Here, the value variable is of the any type, because null is a subtype of all the types and the compiler assigns any to the variable.

Most of the time, we are aware of what type of data a specific variable can hold, and we can annotate the said variable with that type. This helps in type checking at compile time, and makes sure we don't misuse the variable. But there are times when a variable may not be confined to one specific type, but can have multiple types of values. This is common in scenarios where we are migrating JavaScript code, or using reference of JavaScript libraries.

TypeScript has the union type to solve this problem. A union type allows us to define a variable with multiple types; for example, a variable can have number and string types. This is achieved by using the pipe (|) symbol between the types, as shown here:

let data : string | number;
data = 10;
data = 'John';

Here, the data variable can hold both number and string, which allows us to have the flexibility to use both data types. The TypeScript compiler makes sure that it alerts us if we try to assign a type of value that was not defined.

Like union types, we have intersection types, which allow us to combine multiple types into one type. This is mostly used when we are using classes and interfaces for type declaration, hence we will look into this type when we discuss interfaces in the subsequent chapter.

As we discussed in the Types in TypeScript section, TypeScript is an optional statically typed language, which means that TypeScript does provide types, but explicitly assigning types to variables is optional. TypeScript has an ability to infer types if not declared. Let's look at an example:

let firstName = "John";
firstName = 10;

In the line firstName = 10, the compiler alerts us with the error that the variable firstName is a string, and a number cannot be assigned to a string. How does TypeScript identity this mismatch? TypeScript uses type inference to identify the type for the firstName variable.

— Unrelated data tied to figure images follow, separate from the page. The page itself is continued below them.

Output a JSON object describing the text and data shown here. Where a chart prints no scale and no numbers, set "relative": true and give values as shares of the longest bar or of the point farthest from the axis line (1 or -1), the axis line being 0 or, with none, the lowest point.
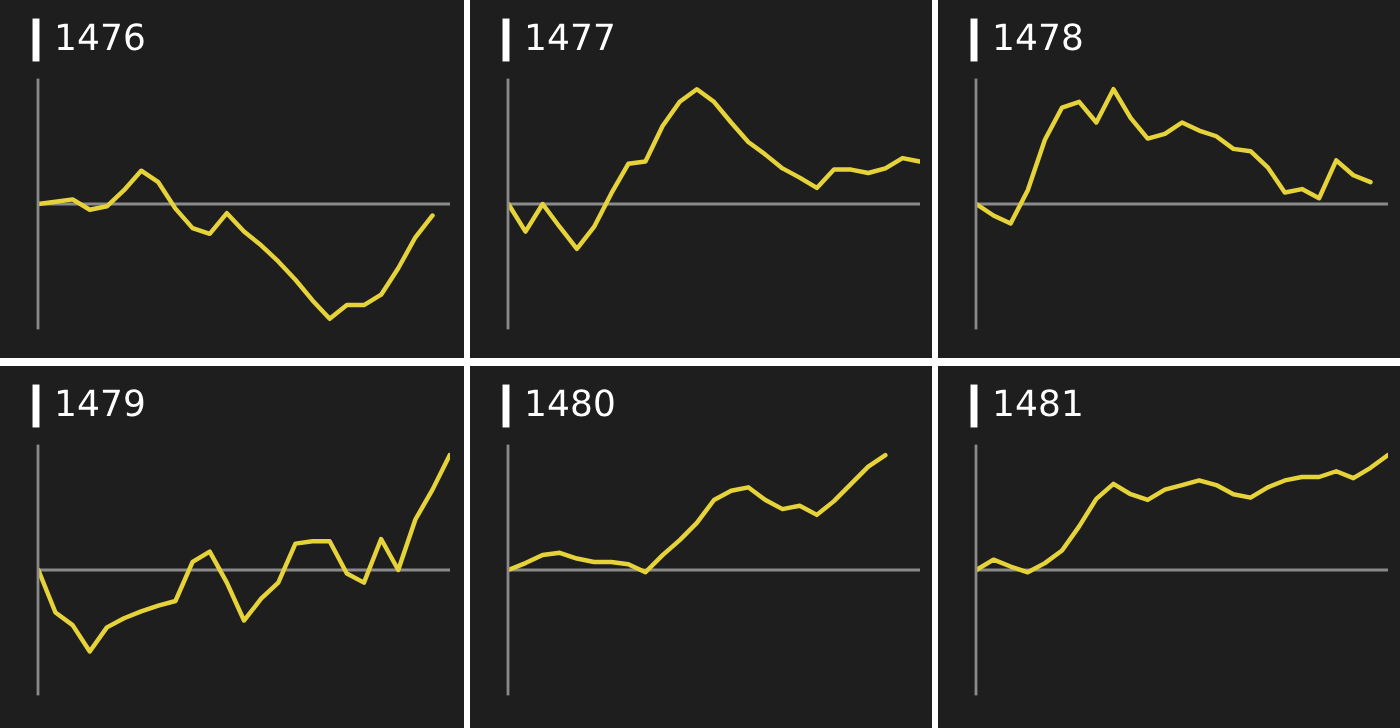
{
  "chart_data": [
    {
      "type": "line",
      "title": "1476",
      "relative": true,
      "categories": [
        null,
        null,
        null,
        null,
        null,
        null,
        null,
        null,
        null,
        null,
        null,
        null,
        null,
        null,
        null,
        null,
        null,
        null,
        null,
        null,
        null,
        null,
        null,
        null,
        null
      ],
      "series": [
        {
          "color": "#e6d33a",
          "values": [
            0,
            0.02,
            0.04,
            -0.05,
            -0.02,
            0.12,
            0.29,
            0.19,
            -0.04,
            -0.21,
            -0.26,
            -0.08,
            -0.24,
            -0.36,
            -0.5,
            -0.66,
            -0.84,
            -1,
            -0.88,
            -0.88,
            -0.79,
            -0.56,
            -0.29,
            -0.1,
            null
          ]
        }
      ]
    },
    {
      "type": "line",
      "title": "1477",
      "relative": true,
      "categories": [
        null,
        null,
        null,
        null,
        null,
        null,
        null,
        null,
        null,
        null,
        null,
        null,
        null,
        null,
        null,
        null,
        null,
        null,
        null,
        null,
        null,
        null,
        null,
        null,
        null
      ],
      "series": [
        {
          "color": "#e6d33a",
          "values": [
            0,
            -0.24,
            0,
            -0.2,
            -0.39,
            -0.2,
            0.09,
            0.35,
            0.37,
            0.68,
            0.89,
            1,
            0.89,
            0.71,
            0.54,
            0.43,
            0.31,
            0.23,
            0.14,
            0.3,
            0.3,
            0.27,
            0.31,
            0.4,
            0.37
          ]
        }
      ]
    },
    {
      "type": "line",
      "title": "1478",
      "relative": true,
      "categories": [
        null,
        null,
        null,
        null,
        null,
        null,
        null,
        null,
        null,
        null,
        null,
        null,
        null,
        null,
        null,
        null,
        null,
        null,
        null,
        null,
        null,
        null,
        null,
        null,
        null
      ],
      "series": [
        {
          "color": "#e6d33a",
          "values": [
            0,
            -0.1,
            -0.17,
            0.12,
            0.56,
            0.84,
            0.89,
            0.71,
            1,
            0.75,
            0.57,
            0.61,
            0.71,
            0.64,
            0.59,
            0.48,
            0.46,
            0.32,
            0.1,
            0.13,
            0.05,
            0.38,
            0.25,
            0.19,
            null
          ]
        }
      ]
    },
    {
      "type": "line",
      "title": "1479",
      "relative": true,
      "categories": [
        null,
        null,
        null,
        null,
        null,
        null,
        null,
        null,
        null,
        null,
        null,
        null,
        null,
        null,
        null,
        null,
        null,
        null,
        null,
        null,
        null,
        null,
        null,
        null,
        null
      ],
      "series": [
        {
          "color": "#e6d33a",
          "values": [
            0,
            -0.37,
            -0.48,
            -0.71,
            -0.5,
            -0.42,
            -0.36,
            -0.31,
            -0.27,
            0.07,
            0.16,
            -0.11,
            -0.44,
            -0.25,
            -0.11,
            0.23,
            0.25,
            0.25,
            -0.03,
            -0.11,
            0.27,
            0,
            0.44,
            0.7,
            1
          ]
        }
      ]
    },
    {
      "type": "line",
      "title": "1480",
      "relative": true,
      "categories": [
        null,
        null,
        null,
        null,
        null,
        null,
        null,
        null,
        null,
        null,
        null,
        null,
        null,
        null,
        null,
        null,
        null,
        null,
        null,
        null,
        null,
        null,
        null,
        null,
        null
      ],
      "series": [
        {
          "color": "#e6d33a",
          "values": [
            0,
            0.06,
            0.13,
            0.15,
            0.1,
            0.07,
            0.07,
            0.05,
            -0.02,
            0.13,
            0.26,
            0.41,
            0.61,
            0.69,
            0.72,
            0.61,
            0.53,
            0.56,
            0.48,
            0.6,
            0.75,
            0.9,
            1,
            null,
            null
          ]
        }
      ]
    },
    {
      "type": "line",
      "title": "1481",
      "relative": true,
      "categories": [
        null,
        null,
        null,
        null,
        null,
        null,
        null,
        null,
        null,
        null,
        null,
        null,
        null,
        null,
        null,
        null,
        null,
        null,
        null,
        null,
        null,
        null,
        null,
        null,
        null
      ],
      "series": [
        {
          "color": "#e6d33a",
          "values": [
            0,
            0.09,
            0.03,
            -0.02,
            0.06,
            0.17,
            0.38,
            0.62,
            0.75,
            0.66,
            0.61,
            0.7,
            0.74,
            0.78,
            0.74,
            0.66,
            0.63,
            0.72,
            0.78,
            0.81,
            0.81,
            0.86,
            0.8,
            0.89,
            1
          ]
        }
      ]
    }
  ]
}
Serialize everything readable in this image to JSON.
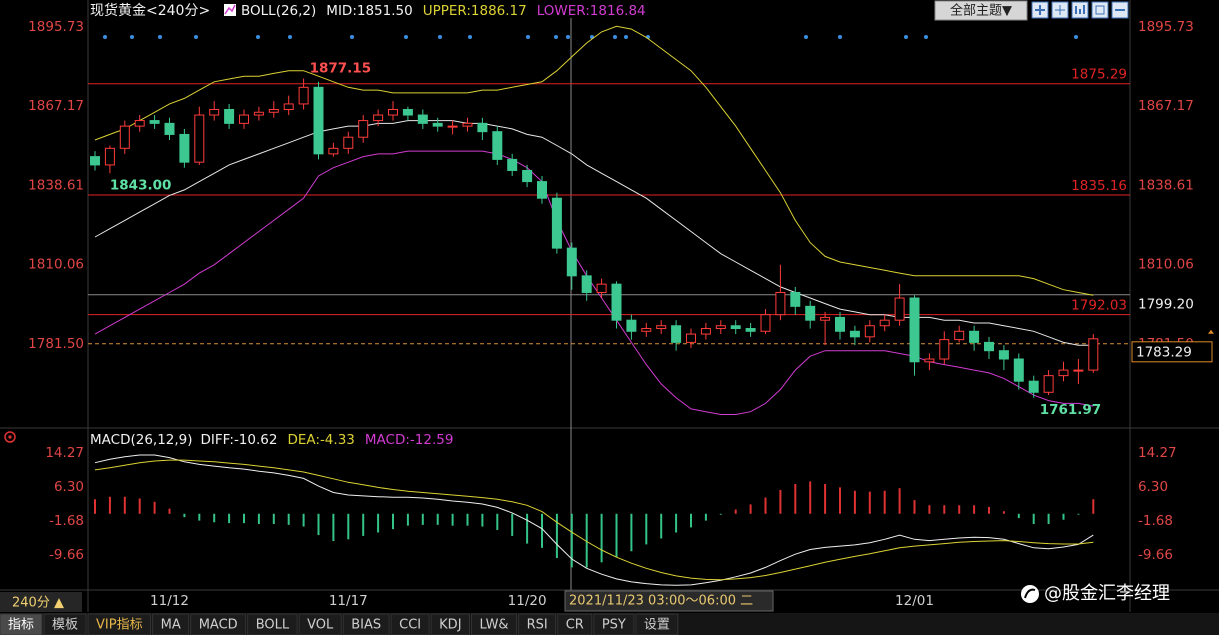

In this case, TypeScript identified based on the assignment of the value at the time of variable declaration. If we had not assigned "John" to the firstName variable, the type inferred by TypeScript would have been any, as in the example shown here:

let lastName;
lastName = 10;
lastName = 'jj';

This is called type inference through declaration. Another place where you can see type inference in action is the return type of a function. TypeScript looks at the code and, based on the code flow path, decides the best suitable type. The following is one such example:

function doSomething(num:number){
  return "name";
}

In this case, TypeScript infers the return type as the string. Type inference is very useful in cases when we are working on legacy code of JavaScript; TypeScript will make sure to infer types for variables and functions based on the code flow.

Once TypeScript has identified the types, it uses these for type checking in the program. TypeScript checks if we try to assign a type of value to a variable that contradicts the type defined for that variable, or when a function is called, TypeScript checks if we are passing correct types for the parameters and the return value is being assigned to the correct type of variable. The only exception to this type checking is the any keyword. If a variable or property is defined with the any keyword, the TypeScript compiler does not perform type checking for that variable.

Take a look at the following example of type checking:

let age:number;
age=10;
age="42"; //Compile Error: string can not be assigned to a number

In the preceding example, the TypeScript compiler alerts us on the last line with the message that 42 can not be assigned to a number, because although we are passing a number, we are passing it as the string. TypeScript, unlike JavaScript, does not coerce the types. TypeScript not only does type checking for primitive types, but also for arrays and custom types such as classes. We will look at an example of classes in the next chapter.

Apart from the types we have discussed in the preceding sections, there are other types in TypeScript as well, such as enum, generics, intersection types, and optional types. We will be looking into these types as and when we use them in our example application.